Like walk into a secluded field and let it all out, yell and scream until you’re exhausted.

The World Race isn’t easy.

 Is it amazing? Yes. Is it worth it? Yes. Is it hard? Heck Yes.

We’re approaching the end of our 5th month of the race, nearing the half-way point. It almost seems as if a lot is just building up. At some point you get tired of being uncomfortable, of constant change, of constant 24/7 community, of never being 100% clean and of always being exhausted.

 But what’s hardest is facing the internal stuff, the issues that God is bringing to light. The insecurities that He’s forcing you to address, the past that you need to face, the growth that He is pushing you into and the point of brokenness that He’s bringing you to.

Yes I want all this, my whole team does. We want to grow, we want to let go of all the lies we’ve held onto as our identities, we want to let God heal our past hurts and we welcome brokenness. We welcome all this because we know that God is doing something incredible. We know that He loves us and He is molding us more and more into His image. 

And while we know all this it still doesn’t make it easy. We’re human, we get frustrated, we get tired, we get angry, we get to the end of our rope and we want to just give up.

Earlier this week we realized that a lot of us were getting to this point. We’ve been letting a lot of the little stuff build up. I personally was just annoyed constantly, frustrated at so much, and tired, so so so tired. I knew I wasn’t being honest with God because I wasn’t telling him all this, I just kept it in. As if it would be wrong to tell him that I was angry or frustrated or tired. Which is ridiculous because He knew already, He’s always known.
I wasn’t the only one on my team dealing with this and Austin suggested that we needed to just go scream. So we planned it out and decided to go as a group to a fairly secluded beach and swim out and just scream, let everything that’s been building up out
.
And that’s just we did.
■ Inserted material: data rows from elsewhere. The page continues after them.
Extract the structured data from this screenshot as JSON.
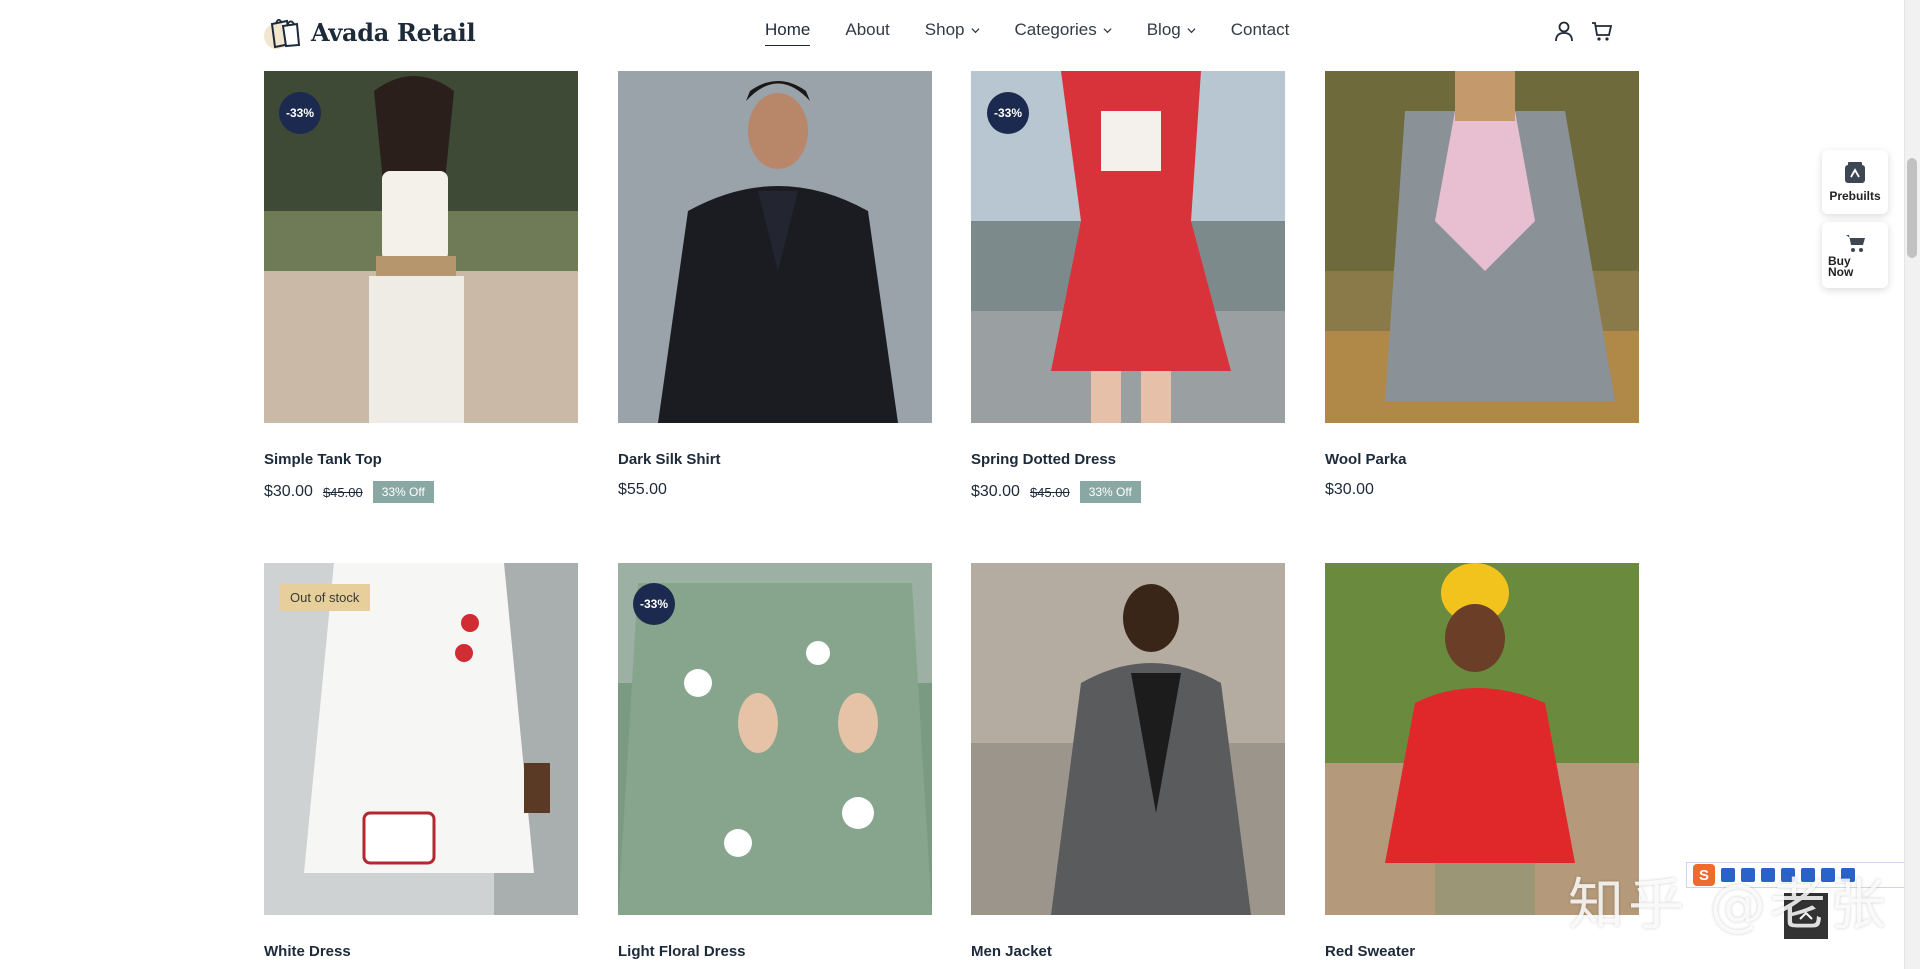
{
  "brand": {
    "name": "Avada Retail"
  },
  "nav": {
    "items": [
      {
        "label": "Home",
        "dropdown": false,
        "active": true
      },
      {
        "label": "About",
        "dropdown": false
      },
      {
        "label": "Shop",
        "dropdown": true
      },
      {
        "label": "Categories",
        "dropdown": true
      },
      {
        "label": "Blog",
        "dropdown": true
      },
      {
        "label": "Contact",
        "dropdown": false
      }
    ]
  },
  "header_icons": [
    "user-icon",
    "cart-icon"
  ],
  "products": [
    {
      "name": "Simple Tank Top",
      "price": "$30.00",
      "old_price": "$45.00",
      "off": "33% Off",
      "badge": "-33%"
    },
    {
      "name": "Dark Silk Shirt",
      "price": "$55.00"
    },
    {
      "name": "Spring Dotted Dress",
      "price": "$30.00",
      "old_price": "$45.00",
      "off": "33% Off",
      "badge": "-33%"
    },
    {
      "name": "Wool Parka",
      "price": "$30.00"
    },
    {
      "name": "White Dress",
      "stock_badge": "Out of stock"
    },
    {
      "name": "Light Floral Dress",
      "badge": "-33%"
    },
    {
      "name": "Men Jacket"
    },
    {
      "name": "Red Sweater"
    }
  ],
  "side_buttons": {
    "prebuilts": "Prebuilts",
    "buy_now": "Buy Now"
  },
  "watermark": {
    "text": "知乎 @老张"
  },
  "colors": {
    "brand_navy": "#1b2a4e",
    "badge_green": "#8aa8a3",
    "stock_badge": "#e6cf9a"
  }
}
The four girls on our team yesterday headed to the beach ready to scream.

When we got there it was pouring which seemed even more appropriate. Jen and I went first, we just started swimming out farther and farther away from people until we could no longer touch the bottom. At first we just started laughing. It was awkward right? To just start yelling out in the middle of the ocean? We were also slightly concerned that people might think we were drowning. And then I just screamed, releasing so much of the frustration that had been building up. When I was sure that no one noticed or if they had they didn’t care we both just let loose.
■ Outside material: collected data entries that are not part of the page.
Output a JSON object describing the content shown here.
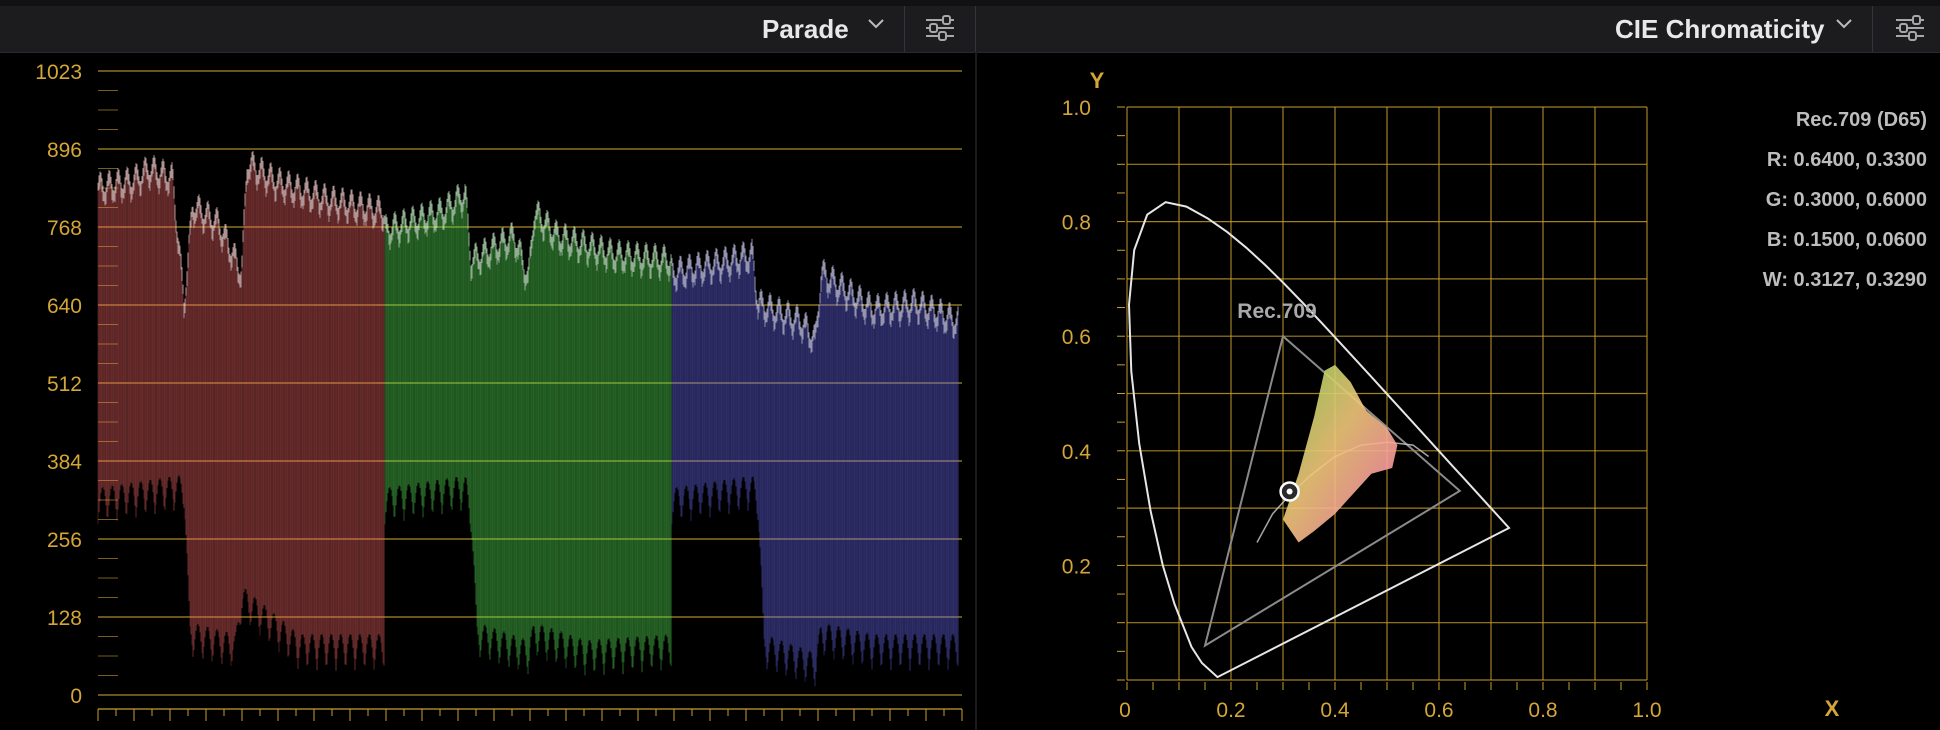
{
  "left_panel": {
    "title": "Parade",
    "y_ticks": [
      "1023",
      "896",
      "768",
      "640",
      "512",
      "384",
      "256",
      "128",
      "0"
    ]
  },
  "right_panel": {
    "title": "CIE Chromaticity",
    "y_axis_label": "Y",
    "x_axis_label": "X",
    "y_ticks": [
      "1.0",
      "0.8",
      "0.6",
      "0.4",
      "0.2"
    ],
    "x_ticks": [
      "0",
      "0.2",
      "0.4",
      "0.6",
      "0.8",
      "1.0"
    ],
    "gamut_label": "Rec.709",
    "info": {
      "heading": "Rec.709 (D65)",
      "lines": [
        "R: 0.6400, 0.3300",
        "G: 0.3000, 0.6000",
        "B: 0.1500, 0.0600",
        "W: 0.3127, 0.3290"
      ]
    }
  },
  "colors": {
    "grid": "#c8a12a",
    "label": "#d4a537",
    "red": "#ff6b6b",
    "green": "#5cf25c",
    "blue": "#6f6fff",
    "curve": "#e6e6e6"
  },
  "icons": {
    "dropdown": "chevron-down-icon",
    "settings": "sliders-icon"
  }
}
What came out of my mouth surprised me.

I was angry. I was tired. But more than anything I was tired of not knowing anything. I just started screaming my questions out to God.

I poured our every single complaint/ frustration/ annoyance out to Him. When I thought I was finished, I actually felt a little bad and apologized quietly for losing it like that.

As I was just floating there ready to head back to shore I heard God whisper – “What else?”

Ummm… What?? What do you mean what else? He wanted me to yell more? What more was there?

A lot actually. About both my present and my past hurts. I wanted to know what He let them happen. I wanted to know why me? Why am I even here? Why do I have to leave behind everything I love so dearly at home while others get to stay? Why is this process so hard? Why can’t I just let go of things so easily? Why can’t I get over myself already?

I screamed and yelled until I was exhausted, until it stopped raining, until my throat hurt, until I felt empty.

I needed to be honest with God about what was going on in me. None of this was a surprise to Him, He’s known all along how I feel. This actually surprised me more than anything, I was angry about things I didn’t even realize bothered me. I’ve finally let it all out told Him just where I am now, exactly how I’m feeling.

 I don’t want to give up, I don’t want to stop. I want to continue this process. I’m just learning that I need to be honest throughout it too.